Question

In a triangle ABC right angled at B, AB = 12cm and <CAB=60°. Determine the lengths of the other two sides.​

Answer 1

Answer:

bc=12√3

ac=24

Step-by-step explanation:

Answer 2

The lengths of the other two sides are 12√3 cm and 24 cm.

Given:

ΔABC is right-angled at B,  AB = 12cm and ∠CAB=60°.

To Find:

The length of the other two sides.

Solution:

We have been given that ΔABC is right-angled at B and ∠CAB=60°.

AB, which essentially forms the height of ΔABC, is 12 cm long.

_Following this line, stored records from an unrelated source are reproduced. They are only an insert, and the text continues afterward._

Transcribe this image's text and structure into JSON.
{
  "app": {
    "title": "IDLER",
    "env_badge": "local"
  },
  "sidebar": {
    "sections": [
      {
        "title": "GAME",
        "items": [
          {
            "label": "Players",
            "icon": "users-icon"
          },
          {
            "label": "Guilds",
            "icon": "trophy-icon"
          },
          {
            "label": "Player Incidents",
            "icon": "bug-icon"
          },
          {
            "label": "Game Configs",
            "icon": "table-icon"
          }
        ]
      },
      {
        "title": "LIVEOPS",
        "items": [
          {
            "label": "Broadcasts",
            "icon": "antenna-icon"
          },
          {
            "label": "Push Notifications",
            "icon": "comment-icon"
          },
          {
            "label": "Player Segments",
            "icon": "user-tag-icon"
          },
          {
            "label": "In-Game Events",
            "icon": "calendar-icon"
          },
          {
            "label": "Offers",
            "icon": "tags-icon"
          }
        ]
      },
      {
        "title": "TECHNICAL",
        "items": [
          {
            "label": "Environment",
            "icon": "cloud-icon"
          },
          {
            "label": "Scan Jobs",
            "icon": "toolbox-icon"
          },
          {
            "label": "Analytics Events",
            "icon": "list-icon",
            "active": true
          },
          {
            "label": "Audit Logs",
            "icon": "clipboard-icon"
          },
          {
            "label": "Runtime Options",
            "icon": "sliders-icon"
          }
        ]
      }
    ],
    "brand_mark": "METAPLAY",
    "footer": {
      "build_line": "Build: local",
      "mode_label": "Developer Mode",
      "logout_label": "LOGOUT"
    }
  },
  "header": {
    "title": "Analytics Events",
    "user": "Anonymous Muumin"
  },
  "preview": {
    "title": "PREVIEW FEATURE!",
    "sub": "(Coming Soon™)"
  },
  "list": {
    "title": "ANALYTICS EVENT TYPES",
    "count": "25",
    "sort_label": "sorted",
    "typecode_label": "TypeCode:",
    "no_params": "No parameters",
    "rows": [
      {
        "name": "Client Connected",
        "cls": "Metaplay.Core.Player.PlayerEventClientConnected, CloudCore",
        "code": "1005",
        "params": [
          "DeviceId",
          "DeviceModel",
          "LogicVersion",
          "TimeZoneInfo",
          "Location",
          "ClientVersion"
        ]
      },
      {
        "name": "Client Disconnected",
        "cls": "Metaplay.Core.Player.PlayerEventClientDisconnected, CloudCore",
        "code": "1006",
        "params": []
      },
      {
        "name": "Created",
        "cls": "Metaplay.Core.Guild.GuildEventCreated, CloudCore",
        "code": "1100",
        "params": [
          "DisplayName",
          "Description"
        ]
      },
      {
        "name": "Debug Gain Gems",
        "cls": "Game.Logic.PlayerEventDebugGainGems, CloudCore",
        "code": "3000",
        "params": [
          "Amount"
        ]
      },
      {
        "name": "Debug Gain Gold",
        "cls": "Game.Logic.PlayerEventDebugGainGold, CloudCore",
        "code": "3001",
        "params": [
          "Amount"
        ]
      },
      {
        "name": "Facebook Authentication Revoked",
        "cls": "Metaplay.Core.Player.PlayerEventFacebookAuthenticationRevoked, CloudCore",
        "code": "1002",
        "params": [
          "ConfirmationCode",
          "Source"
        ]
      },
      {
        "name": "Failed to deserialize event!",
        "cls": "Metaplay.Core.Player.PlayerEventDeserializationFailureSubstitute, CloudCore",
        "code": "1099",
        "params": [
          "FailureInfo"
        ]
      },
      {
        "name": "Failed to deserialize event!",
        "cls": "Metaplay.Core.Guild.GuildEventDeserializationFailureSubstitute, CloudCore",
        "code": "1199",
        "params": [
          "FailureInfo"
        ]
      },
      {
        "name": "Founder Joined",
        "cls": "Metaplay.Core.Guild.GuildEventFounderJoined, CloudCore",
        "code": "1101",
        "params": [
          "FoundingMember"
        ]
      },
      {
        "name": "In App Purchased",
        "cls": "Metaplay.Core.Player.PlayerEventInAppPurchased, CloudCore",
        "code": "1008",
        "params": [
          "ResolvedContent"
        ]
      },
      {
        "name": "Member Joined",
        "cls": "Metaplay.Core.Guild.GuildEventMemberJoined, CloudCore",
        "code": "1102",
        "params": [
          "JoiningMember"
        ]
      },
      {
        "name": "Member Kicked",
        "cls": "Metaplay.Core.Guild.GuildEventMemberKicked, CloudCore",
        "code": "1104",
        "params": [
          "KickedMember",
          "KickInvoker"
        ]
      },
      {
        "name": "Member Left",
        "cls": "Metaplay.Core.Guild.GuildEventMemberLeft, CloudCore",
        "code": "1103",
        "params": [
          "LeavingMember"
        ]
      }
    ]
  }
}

Here we will find out trigonometric ratios of angle A and find out the lengths of the remaining two sides.

In ΔABC,

AC is the hypotenuse.

AB = 12 cm is the side adjacent to ∠A.

BC is the side opposite to ∠A.

We need to find out the lengths of AC and BC.

Now, in ΔABC

cos A = $\frac{Adjacent &\ side}{Hypotenuse}$ = $\frac{AB}{AC}$ = $\frac{12}{AC}$

⇒ cos 60° = $\frac{12}{AC}$

⇒ $\frac{1}{2}$ = $\frac{12}{AC}$

⇒ AC = 24 cm.

sin A = $\frac{Opposite &\ side}{Hypotenuse}$ = $\frac{BC}{AC}$

⇒ sin 60° = $\frac{BC}{24}$

⇒ $\frac{\sqrt{3} }{2}$ = $\frac{BC}{24}$

⇒ BC = 12√3 cm.

Hence the lengths of the other two sides are 12√3 cm and 24 cm.

#SPJ3